Um outro fato contribui enormemente para que o país conhecesse mais a respeito dos povos originários, a chegada da Lei Federal 11.645, de 10 março de 2008, a qual trouxe a obrigatoriedade do ensino da história e da cultura dos povos indígenas nas escolas de ensino fundamental e médio, públicas e particulares, em todo o Brasil.

Mesmo sendo em alguns locais o cumprimento dessa lei algo ainda tímido, um número maior de pessoas passou a conhecer mais um pouco a sobre a história de existência e resistência dos povos originários. Alunos, professores, funcionários, pais, a comunidade escolar como um todo, tiveram sua visão ampliada com relação aos indígenas, indo além dos estereótipos que por muito tempo foram difundidos toda vez que a palavra índio era usada com referência a esses povos.

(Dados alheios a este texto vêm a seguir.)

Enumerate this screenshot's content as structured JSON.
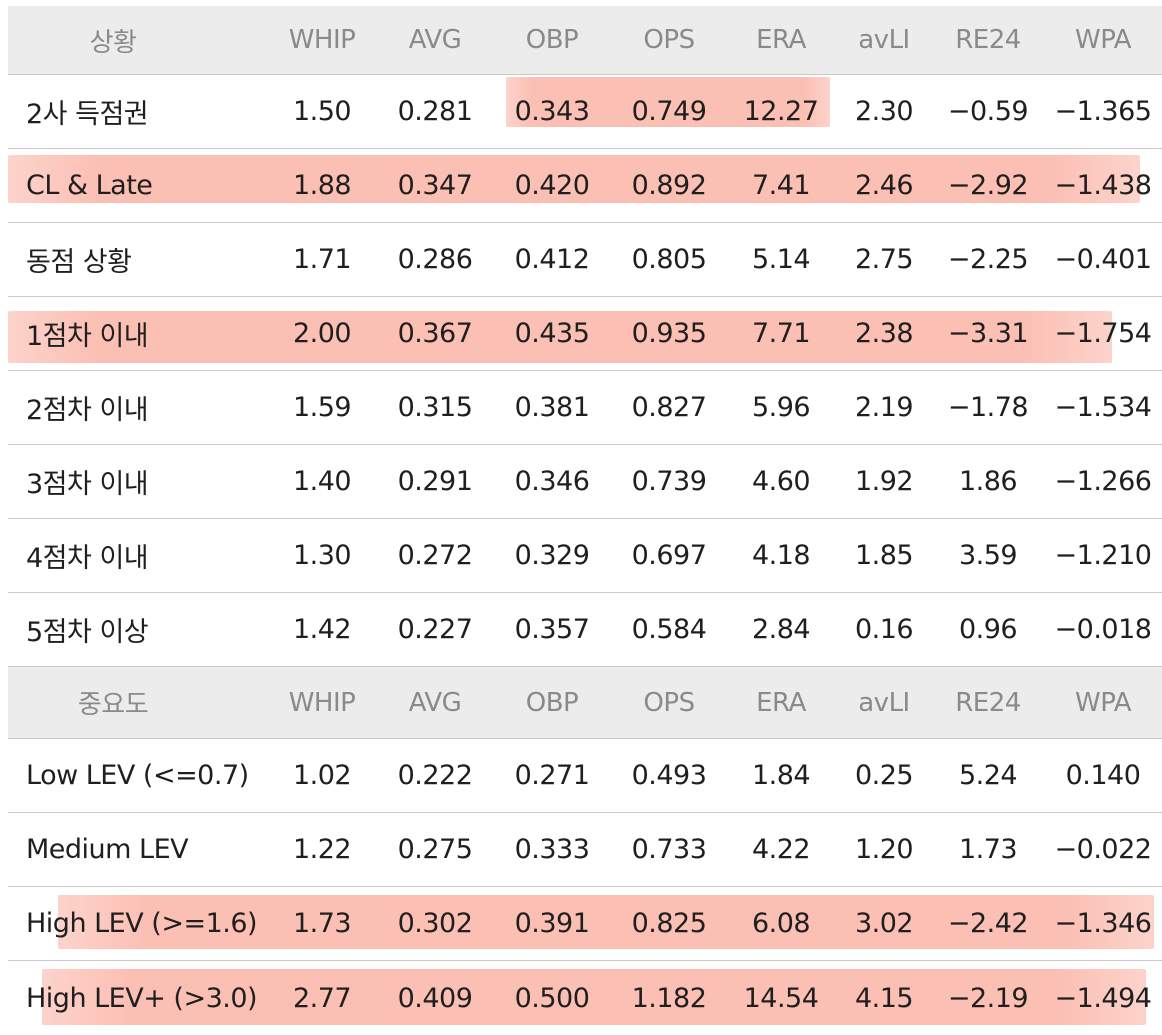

Quando usada a palavra indígenas ou povos originários faz-se a lembrança da realidade de não apenas uma língua falada hoje pelos indígenas do Brasil. Os 274 idiomas indígenas hoje vivos no país são uma das expressões que demonstram a riqueza da diversidade desses povos em solo nacional, mesmo com todas as tentativas, ao longo de séculos, de apagamento total dessas línguas infligidas pelos colonizadores.

Quando pensamos a realidade do estado de Mato Grosso do Sul, com respeito às populações indígenas, não são poucos aqueles que entendem ser apenas um povo originário existente por aqui. Quando me apresento, por exemplo, como pertencente ao povo Terena, várias pessoas me perguntam se sei falar o Guarani, em uma clara confusão que o sul-mato-grossense ainda faz a respeito de quem são os indígenas em nosso estado, sendo o uso do termo índio uma das causas dessas desinformações com as quais, constantemente, deparamo-nos.

Então, de forma bem didática, digo que meu povo fala o terena e que, além de nosso povo, temos hoje no Mato Grosso do Sul a presença de mais oito povos, o Guarani Kaiowá, o Guarani Ñandeva, o Kamba, o Kinikinau, o Kadiwéu, o Guató, o Ofaié e o Atikum.

Por fim, nunca é demais reforçarmos aquilo que condiz com a realidade, no caso, conscientizar mais e mais o Brasil que o uso de uma determinada palavra, no caso, indígena não tem a ver com um capricho da língua portuguesa ou com uma bandeira partidária ou ideológica, mas sim um olhar direcionado a toda a riqueza cultural e histórica dos povos originários destas terras.

Basta aos anos e anos nos quais tentaram nos reduzir a quase nada por meio de uma palavra. Pode parecer muito mais fácil fugir da busca de uma resposta (ou respostas) à indagação do início do texto e continuar-se no uso do termo que, por anos, o país usou toda vez que se direcionava a nós. Respondida a pergunta, portanto, a partir de agora, indígena, por favor, toda vez que a mim se referir!

(*) Kleber Gomes é professor na Rede Municipal de Ensino de Campo Grande/MS e mestrando no PROFHISTÓRIA da Universidade Estadual de Mato Grosso do Sul.